In the US, each inventor must sign a declaration (or take an oath) stating that they are the original inventor of a claimed invention. The human inventor of an AI system could not say they are the “original inventor” of a food container that was totally discovered by AI.
In the United States, a false statement on a declaration can result in a fine and up to 5 years of imprisonment, so I would not recommend a person sign a declaration if they were not an original inventor. Not all countries have the same original inventor concept as the United States.
Is this the first time this issue has come up?

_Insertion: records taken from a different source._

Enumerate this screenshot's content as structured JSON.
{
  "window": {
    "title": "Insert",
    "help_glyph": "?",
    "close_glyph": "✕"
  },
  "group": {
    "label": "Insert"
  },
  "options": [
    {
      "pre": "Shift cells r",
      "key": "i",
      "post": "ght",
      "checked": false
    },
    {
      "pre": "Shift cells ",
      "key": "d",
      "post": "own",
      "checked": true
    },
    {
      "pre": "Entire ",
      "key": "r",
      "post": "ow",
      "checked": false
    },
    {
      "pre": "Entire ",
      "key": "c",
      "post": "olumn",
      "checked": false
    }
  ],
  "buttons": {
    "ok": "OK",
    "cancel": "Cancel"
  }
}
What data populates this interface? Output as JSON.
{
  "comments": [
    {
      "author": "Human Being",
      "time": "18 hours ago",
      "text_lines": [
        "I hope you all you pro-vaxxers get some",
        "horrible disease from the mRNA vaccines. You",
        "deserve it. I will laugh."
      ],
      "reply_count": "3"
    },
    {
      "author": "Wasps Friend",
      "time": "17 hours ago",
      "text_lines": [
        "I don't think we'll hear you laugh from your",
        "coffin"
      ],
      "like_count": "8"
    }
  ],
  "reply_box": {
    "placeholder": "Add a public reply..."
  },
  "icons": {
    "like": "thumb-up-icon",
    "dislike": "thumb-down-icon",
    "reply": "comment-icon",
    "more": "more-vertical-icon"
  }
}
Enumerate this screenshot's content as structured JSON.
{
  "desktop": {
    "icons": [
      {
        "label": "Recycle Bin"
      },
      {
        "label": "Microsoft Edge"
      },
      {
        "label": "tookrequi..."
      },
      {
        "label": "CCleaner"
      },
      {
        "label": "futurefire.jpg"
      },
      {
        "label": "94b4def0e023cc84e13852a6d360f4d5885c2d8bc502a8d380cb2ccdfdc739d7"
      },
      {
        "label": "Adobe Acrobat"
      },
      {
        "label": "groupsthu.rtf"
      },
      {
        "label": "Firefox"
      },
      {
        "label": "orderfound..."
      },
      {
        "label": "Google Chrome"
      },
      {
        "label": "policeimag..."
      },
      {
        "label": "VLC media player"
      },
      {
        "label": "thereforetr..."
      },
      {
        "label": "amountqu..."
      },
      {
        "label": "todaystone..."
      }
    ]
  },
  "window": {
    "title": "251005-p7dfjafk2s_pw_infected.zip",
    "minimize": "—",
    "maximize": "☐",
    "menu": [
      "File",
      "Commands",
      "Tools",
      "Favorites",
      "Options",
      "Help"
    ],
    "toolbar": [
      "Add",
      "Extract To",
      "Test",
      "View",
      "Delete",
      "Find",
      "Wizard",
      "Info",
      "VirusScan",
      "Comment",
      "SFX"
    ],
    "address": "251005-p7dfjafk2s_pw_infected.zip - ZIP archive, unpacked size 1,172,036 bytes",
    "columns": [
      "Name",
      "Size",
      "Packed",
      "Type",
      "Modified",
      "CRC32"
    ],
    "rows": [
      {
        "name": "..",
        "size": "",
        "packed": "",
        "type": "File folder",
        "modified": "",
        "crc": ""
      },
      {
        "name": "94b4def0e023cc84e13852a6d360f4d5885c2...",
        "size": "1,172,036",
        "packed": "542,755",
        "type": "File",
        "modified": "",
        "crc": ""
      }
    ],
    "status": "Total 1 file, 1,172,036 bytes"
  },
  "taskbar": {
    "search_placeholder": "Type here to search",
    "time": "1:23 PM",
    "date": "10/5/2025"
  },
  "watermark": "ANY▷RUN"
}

This might be the first time this exact set of facts has happened but it is certainly not the first time computers have been used to help invent. For example, US Patent No. 4,908,773 filed April 6, 1987 entitled “Computer Designed Stabilized Proteins & Method for Producing Same” details how computers can be used to produce stabilized proteins. In 2009 a company called Cloem started a project that uses algorithms and computers to help draft patents. (See Ben Hattenbach and Joshua Glucoft’s article, Patents in an Era of Infinite Monkeys and Artificial Intelligence).
What other legal issues surrounding AI are likely to come up in the future?
We have already seen some news related to non-human authorship in the copyright space. In 2014, the US Copyright office announced that it will not register works produced by a machine without any creative input or intervention from a human author.
In 2015 there was a lawsuit related to Naruto, the macaque primate, who took a selfie. The court ruled that the United States copyright statutes do not apply to animal creators. While Naruto was an animal, not AI, future courts might apply a similar analysis to non-human creators, such as AI.
I am also looking to see how AI may be used to improve patent drafting—not necessarily where AI is the inventor but how legal technology will be used to improve patents and take away some of the tasks traditionally done by lawyers.